Mike Meyer has a good analogy for dealing with our disorientation: “We are in a situation much like a parent, late Christmas Eve, finally opening the box with the new bicycle and discovering the absence of any instructions.” Naturally, the parent thinks “well, I know what a bicycle looks like, what the hell.” Meyer reveals he was that parent, and that it wasn’t so easy, especially pre-Internet. He now knows he must “science the shit out of this thing,” or do “a rethink of what the parts are that we have, particularly those didn’t go anywhere, and determining their purpose based on form.” He had to “deconstruct the bicycle and then carefully study the parts” to see how they would fit together, which was successful.


His wisdom: “We have been and are making assumptions based on irrelevant, old information, have begun screwing things together haphazardly, and have hit problems that mean what we are doing won’t work. And there are all of these parts still laying on the floor. The answer is not a hammer,” but questioning our assumptions. “We obviously put things together in a way that wasn’t correct and we kept doing it when we should have stopped. Now we are going to spend a long, uncomfortable time undoing things we that had done.” Time to deconstruct everything and figure out what we’re working with. We need to know what the hell is going on.
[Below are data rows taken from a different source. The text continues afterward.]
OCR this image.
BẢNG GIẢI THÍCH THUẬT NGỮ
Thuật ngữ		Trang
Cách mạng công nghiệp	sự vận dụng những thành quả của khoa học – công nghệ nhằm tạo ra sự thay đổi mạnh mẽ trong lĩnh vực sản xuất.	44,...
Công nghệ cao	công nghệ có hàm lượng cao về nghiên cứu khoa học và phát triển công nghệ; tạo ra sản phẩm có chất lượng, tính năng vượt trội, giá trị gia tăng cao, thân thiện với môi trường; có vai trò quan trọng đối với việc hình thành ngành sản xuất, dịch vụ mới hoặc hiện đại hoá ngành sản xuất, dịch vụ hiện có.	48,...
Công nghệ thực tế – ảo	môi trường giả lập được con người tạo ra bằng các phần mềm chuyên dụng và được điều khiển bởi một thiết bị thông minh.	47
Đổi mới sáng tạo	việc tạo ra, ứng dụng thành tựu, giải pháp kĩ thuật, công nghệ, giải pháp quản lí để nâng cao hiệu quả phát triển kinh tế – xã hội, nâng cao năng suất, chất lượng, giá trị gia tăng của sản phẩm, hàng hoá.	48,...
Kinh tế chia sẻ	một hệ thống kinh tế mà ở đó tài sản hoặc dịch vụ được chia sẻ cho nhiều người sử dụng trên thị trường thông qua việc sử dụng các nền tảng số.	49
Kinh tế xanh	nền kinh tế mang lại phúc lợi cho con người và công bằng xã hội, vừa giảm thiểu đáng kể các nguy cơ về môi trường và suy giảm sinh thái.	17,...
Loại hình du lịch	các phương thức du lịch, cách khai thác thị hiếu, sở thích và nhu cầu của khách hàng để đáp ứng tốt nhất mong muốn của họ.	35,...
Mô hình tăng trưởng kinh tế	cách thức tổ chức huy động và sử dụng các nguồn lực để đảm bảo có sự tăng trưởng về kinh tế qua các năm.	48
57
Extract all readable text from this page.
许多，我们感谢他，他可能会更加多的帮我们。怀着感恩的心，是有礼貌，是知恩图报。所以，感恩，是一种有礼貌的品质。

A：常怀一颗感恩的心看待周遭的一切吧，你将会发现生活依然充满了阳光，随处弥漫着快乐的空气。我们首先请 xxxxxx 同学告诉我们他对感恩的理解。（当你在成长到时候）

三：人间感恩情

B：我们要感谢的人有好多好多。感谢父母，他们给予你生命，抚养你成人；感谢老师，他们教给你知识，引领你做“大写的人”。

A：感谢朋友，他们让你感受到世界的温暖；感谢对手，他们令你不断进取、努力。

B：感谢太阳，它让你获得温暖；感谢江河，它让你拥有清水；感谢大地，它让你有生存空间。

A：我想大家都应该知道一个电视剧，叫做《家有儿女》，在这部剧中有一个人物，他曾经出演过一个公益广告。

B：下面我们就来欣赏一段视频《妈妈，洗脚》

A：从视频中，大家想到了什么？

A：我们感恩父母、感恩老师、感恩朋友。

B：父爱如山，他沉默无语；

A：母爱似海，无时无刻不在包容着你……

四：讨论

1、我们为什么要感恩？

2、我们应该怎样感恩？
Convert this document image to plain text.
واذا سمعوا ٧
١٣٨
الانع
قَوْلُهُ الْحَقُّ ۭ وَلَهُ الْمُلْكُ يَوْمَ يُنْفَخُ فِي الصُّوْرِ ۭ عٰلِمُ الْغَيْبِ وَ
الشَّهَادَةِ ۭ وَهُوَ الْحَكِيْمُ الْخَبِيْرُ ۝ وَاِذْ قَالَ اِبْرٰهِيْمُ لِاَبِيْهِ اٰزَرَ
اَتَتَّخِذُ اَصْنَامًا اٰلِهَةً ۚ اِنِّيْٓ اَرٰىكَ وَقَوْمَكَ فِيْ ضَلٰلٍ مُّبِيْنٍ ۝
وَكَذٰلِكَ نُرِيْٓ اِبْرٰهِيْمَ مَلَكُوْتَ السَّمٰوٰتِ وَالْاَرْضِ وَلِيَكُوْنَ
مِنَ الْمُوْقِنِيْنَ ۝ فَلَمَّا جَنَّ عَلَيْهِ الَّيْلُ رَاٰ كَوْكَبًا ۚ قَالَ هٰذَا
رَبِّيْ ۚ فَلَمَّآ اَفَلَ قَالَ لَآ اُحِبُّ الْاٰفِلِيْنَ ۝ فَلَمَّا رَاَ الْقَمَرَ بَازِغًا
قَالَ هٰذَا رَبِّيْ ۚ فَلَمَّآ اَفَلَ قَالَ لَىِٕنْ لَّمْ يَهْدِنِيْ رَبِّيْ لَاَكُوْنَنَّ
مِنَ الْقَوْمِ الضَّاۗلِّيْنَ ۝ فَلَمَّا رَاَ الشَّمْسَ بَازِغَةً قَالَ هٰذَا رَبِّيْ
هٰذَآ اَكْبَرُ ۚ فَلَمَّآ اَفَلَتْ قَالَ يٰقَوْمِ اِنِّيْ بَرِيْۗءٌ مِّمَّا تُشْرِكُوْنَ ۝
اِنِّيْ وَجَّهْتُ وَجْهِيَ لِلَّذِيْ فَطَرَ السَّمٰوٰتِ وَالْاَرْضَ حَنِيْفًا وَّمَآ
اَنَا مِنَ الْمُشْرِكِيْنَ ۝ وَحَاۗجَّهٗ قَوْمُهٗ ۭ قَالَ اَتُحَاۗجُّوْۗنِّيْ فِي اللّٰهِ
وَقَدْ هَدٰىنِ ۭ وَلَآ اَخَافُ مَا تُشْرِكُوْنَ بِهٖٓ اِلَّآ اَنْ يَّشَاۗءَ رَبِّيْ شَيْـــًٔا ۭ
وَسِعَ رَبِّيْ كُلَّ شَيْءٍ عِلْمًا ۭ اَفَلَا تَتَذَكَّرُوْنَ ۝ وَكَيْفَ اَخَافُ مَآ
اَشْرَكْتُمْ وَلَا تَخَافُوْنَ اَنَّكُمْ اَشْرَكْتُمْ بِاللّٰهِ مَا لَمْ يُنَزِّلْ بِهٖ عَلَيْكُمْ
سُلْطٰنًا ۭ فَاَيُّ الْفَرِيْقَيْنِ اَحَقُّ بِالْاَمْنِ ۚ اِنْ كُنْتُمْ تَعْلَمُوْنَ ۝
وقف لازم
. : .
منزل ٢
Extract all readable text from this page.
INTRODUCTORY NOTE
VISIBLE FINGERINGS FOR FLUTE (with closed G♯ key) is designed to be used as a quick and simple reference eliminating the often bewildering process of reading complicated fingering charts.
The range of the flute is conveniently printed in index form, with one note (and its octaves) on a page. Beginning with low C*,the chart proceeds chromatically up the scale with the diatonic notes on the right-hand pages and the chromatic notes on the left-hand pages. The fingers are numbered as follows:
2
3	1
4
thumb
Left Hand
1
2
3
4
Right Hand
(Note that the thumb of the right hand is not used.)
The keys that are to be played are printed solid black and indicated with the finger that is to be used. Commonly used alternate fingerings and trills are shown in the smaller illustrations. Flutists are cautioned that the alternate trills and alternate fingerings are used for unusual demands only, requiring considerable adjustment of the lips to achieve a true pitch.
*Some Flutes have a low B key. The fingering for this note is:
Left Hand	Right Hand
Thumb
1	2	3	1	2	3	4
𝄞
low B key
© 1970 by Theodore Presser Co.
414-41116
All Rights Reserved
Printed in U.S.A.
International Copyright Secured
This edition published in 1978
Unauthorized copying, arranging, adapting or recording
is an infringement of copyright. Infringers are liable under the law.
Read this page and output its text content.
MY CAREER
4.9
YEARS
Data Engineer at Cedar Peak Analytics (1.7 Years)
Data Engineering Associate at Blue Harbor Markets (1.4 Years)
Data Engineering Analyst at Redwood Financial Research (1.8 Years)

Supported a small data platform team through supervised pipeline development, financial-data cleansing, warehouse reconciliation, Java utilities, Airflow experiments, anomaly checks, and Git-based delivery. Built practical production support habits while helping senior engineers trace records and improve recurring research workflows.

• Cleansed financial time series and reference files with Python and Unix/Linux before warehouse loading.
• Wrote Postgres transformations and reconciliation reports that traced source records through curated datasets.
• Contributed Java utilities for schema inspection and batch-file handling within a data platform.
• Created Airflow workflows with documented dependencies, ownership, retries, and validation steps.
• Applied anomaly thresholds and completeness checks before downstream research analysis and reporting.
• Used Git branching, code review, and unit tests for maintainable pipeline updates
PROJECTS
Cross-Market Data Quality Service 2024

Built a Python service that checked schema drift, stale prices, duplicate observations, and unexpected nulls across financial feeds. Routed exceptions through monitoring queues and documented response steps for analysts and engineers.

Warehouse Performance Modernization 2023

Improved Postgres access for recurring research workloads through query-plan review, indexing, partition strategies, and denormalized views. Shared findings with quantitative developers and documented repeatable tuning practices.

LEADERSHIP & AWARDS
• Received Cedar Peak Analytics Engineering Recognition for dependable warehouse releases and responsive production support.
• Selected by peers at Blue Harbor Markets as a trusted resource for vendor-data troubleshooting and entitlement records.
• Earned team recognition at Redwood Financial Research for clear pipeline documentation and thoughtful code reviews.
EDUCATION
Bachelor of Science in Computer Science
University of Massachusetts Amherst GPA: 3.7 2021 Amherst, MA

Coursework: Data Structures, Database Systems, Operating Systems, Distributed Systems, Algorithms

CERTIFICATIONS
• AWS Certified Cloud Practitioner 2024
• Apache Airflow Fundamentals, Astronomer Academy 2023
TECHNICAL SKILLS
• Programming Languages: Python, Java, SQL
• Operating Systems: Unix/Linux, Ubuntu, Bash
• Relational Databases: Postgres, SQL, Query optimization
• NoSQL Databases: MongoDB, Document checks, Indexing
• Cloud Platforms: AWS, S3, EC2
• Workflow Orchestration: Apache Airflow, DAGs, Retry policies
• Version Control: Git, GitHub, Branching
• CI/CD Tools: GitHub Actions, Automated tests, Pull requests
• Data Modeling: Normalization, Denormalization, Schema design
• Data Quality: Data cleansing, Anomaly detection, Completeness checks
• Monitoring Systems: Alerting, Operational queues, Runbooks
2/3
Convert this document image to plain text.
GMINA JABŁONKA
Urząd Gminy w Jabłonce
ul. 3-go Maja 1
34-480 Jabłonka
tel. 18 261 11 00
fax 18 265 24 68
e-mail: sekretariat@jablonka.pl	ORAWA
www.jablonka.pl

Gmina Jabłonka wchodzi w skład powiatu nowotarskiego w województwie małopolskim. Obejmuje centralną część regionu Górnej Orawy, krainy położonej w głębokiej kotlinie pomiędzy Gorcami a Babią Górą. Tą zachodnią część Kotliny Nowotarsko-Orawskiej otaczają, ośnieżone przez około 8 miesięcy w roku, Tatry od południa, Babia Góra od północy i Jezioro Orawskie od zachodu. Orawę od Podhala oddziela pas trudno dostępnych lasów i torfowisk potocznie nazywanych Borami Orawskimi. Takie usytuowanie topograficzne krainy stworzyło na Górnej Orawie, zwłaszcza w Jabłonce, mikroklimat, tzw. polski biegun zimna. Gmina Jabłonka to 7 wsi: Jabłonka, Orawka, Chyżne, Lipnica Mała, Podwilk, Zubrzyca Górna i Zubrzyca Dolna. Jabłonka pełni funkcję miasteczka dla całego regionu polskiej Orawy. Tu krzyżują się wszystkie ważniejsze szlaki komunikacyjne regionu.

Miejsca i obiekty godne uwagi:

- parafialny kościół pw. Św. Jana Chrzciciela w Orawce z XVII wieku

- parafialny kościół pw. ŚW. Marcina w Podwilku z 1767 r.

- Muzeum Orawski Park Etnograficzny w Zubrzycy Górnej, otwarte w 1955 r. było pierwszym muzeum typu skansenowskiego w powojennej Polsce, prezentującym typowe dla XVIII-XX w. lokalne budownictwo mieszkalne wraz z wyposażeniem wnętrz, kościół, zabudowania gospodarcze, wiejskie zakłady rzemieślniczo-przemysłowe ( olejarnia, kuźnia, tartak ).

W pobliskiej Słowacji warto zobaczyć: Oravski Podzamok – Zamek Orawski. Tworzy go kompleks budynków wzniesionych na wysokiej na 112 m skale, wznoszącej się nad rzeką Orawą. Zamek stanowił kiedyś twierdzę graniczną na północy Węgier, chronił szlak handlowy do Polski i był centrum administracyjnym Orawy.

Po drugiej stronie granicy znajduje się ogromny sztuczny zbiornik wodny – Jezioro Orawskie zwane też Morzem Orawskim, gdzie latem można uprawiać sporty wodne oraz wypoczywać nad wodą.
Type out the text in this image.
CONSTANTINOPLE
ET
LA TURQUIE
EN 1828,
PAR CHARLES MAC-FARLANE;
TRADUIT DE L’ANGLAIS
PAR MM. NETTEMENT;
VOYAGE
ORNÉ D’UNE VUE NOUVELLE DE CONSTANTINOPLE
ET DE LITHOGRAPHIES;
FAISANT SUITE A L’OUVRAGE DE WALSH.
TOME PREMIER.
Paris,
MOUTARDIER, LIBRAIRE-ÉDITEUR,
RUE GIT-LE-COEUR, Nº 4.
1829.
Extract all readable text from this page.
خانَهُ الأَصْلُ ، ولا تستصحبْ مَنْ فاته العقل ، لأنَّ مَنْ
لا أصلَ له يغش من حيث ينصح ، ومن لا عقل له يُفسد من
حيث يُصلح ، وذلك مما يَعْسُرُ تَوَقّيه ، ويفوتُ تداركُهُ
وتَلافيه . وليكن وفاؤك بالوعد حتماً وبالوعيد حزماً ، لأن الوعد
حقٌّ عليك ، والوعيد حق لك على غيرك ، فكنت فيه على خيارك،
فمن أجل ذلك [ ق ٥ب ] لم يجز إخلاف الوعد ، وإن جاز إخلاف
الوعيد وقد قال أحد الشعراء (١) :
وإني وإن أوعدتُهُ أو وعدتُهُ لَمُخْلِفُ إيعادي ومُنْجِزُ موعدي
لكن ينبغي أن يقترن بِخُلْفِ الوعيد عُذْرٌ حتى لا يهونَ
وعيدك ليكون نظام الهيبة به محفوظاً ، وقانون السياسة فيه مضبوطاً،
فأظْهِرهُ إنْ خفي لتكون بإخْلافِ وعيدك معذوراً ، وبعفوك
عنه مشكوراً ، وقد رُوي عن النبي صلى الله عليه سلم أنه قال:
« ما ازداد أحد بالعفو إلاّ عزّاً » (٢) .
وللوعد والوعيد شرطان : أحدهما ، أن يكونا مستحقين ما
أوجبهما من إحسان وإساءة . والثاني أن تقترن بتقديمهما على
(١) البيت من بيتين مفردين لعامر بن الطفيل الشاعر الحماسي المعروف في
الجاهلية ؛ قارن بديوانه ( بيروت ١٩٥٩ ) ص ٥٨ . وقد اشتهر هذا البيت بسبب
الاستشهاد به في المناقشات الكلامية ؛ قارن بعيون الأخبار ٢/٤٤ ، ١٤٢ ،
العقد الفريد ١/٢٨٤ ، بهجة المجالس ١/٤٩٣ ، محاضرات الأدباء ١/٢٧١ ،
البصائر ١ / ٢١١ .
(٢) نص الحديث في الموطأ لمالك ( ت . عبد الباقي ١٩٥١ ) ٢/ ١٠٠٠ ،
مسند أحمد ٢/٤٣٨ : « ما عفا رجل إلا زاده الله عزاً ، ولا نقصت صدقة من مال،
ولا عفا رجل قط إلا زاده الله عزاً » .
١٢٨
Contrary to common belief, government by expert turned out not to be very great at this. Mainly because the elite class did just about everything but using the actual pieces as intended. More on that, later.


Here’s the deal: the founding fathers of this country “entertained no hopes of suppressing factions and educating a united or homogenous citizenry. Instead, they constructed an elaborate machinery to contain factions in a way that they would cancel one another and allow for the pursuit of the common good.” Putting it even more starkly, a contemporary of Abraham Lincoln declared, it was his ability “to use the frailties of others against each other for the common good, that make him stand out alone not only in this age, but in any other in history.”⁠ By the late 1980s, Allan Bloom could comment, “All of our reforms have helped strip the teeth of our gears, which can therefore no longer mesh. They spin idly, side by side, unable to set the social machine in motion.”


There was a great decoupling between the parts of our world and their functions. We crippled our collective understanding on every level by rewiring things without ever updating the user’s manual. One could go into the root causes of this for volumes, but a lot of it has to do with our belief that the solution is always “sciencing the shit” out of things.


While this book is trying to diagnose the problem more than fix it, my conclusion suggests surveying the pieces, deciding what everything does and whether or not to throw it out or install it in its proper place.

*Note*: This is all very creepy, because I was going to point out next how modern medicine is miraculous in the areas more amenable to human control, but that it probably wouldn’t be able to make a massive difference with something like the 1918 flu, and that modern achievements can actually drive superbugs. I had noticed people seemed to be using tech/medical advances to offset any pandemic concerns when it came to visions of frictionless, hyper-efficient globalization. This seemed weird to me - I expected to see something like this in my lifetime, and the ineradicable risk of pandemics seemed like one reason for valuing a certain level of self-sufficiency and sovereignty over maximal efficiency and lack of friction.